Customizing the ordering of training samples

I am using BERT to classify text that (in many cases) greatly exceeds 512 tokens. What I am doing is splititng the text into segments of 512 tokens and using those as the training samples instead. However, the segments pertaining to the same sequence will of course be quite similar to one another and therefore some bias towards longer sequences is introduced. And assuming that the huggingface library randomly samples from the training set, segments from the longer sequences are more likely to be chosen.

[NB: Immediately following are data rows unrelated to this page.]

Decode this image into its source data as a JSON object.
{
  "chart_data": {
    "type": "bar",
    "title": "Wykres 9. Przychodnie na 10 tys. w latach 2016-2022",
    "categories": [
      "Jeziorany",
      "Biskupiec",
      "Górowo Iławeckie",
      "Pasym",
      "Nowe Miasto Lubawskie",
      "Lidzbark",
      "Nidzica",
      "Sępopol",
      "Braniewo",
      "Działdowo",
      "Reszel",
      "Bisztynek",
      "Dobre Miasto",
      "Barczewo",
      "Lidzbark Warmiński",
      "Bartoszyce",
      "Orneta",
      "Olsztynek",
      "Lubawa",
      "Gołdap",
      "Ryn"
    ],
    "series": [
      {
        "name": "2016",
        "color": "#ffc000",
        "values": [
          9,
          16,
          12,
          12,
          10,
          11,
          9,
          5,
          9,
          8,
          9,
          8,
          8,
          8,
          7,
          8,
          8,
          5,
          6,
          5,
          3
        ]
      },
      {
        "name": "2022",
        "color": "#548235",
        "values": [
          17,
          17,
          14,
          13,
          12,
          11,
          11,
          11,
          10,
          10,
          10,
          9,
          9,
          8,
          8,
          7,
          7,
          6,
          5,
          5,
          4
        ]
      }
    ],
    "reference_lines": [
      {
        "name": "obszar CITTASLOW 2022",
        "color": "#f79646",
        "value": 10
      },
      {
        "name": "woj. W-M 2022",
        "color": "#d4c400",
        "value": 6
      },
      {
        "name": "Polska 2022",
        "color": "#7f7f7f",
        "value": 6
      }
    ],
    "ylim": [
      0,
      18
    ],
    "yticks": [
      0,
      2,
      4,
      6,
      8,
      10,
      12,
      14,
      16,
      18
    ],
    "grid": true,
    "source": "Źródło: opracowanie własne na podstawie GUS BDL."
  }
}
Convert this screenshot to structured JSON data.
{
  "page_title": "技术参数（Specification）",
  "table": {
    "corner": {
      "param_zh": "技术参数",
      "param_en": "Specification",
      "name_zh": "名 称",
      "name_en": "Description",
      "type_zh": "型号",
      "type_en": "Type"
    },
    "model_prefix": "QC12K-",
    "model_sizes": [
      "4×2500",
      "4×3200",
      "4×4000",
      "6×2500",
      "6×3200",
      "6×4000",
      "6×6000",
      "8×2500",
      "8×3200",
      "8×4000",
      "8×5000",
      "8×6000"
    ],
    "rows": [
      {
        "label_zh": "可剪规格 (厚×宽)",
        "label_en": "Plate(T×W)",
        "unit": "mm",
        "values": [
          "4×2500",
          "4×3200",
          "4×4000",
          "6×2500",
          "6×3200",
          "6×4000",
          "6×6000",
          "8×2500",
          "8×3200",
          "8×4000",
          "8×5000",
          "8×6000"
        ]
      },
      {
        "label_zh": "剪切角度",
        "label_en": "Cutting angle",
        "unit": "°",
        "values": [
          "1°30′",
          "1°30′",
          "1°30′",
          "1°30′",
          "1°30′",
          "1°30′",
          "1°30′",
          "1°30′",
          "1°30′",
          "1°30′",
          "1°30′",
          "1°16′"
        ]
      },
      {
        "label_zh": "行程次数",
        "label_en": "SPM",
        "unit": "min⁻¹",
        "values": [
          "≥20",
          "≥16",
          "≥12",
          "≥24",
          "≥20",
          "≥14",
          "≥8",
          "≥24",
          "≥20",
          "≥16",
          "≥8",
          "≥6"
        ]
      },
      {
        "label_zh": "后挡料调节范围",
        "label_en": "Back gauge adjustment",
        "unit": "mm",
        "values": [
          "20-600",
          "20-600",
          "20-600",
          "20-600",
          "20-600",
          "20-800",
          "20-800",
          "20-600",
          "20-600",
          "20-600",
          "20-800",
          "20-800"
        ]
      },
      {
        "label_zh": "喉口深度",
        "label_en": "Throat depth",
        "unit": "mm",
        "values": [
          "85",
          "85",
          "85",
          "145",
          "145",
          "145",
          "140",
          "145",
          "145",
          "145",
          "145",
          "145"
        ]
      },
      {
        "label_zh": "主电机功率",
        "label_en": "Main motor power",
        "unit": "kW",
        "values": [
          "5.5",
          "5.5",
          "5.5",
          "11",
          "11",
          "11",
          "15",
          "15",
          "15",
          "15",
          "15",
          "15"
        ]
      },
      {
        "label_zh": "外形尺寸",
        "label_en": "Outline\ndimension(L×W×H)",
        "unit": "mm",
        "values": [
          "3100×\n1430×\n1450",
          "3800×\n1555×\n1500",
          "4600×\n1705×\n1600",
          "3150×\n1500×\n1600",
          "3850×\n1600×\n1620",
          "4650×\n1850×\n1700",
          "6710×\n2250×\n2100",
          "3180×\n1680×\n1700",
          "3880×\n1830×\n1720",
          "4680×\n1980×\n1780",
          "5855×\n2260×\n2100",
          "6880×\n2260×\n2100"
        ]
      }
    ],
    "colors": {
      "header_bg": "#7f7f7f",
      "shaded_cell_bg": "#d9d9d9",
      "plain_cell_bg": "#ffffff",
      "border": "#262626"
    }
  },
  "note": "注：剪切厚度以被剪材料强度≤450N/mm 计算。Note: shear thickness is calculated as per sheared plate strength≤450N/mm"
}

What I want to do is override the ordering such that a segment from each sequence is used before sampling another segment from a sequence that has already been used. For shorter sequences, it is okay if the same segment needs to be sampled multiple times.

For example if I have three sequences, each composed of three segments, say: [[‘a’, ‘b’, ‘c’], [‘d’, ‘e’, ‘f’], [‘g’, ‘h’, ‘i’]], then I would want a potential training order to be something like:
‘b’, ‘f’, ‘i’, ‘a’, ‘d’, ‘h’, ‘c’, ‘e’, ‘g’

How can I accomplish such a task?


What you can do is the same as what is explained in this tutorial: using a sliding window approach. This means that you create multiple training examples for a given text, by sliding a window (with some overlap) across the text. You can then label each training example with the label of the text. In this way, you have multiple training examples.

You just need to add an additional return_overflowing_tokens=True when calling the tokenizer.

Next, you can create a standard PyTorch dataloader, setting shuffle=True. This will automatically randomize all training examples, either coming from the same text or not.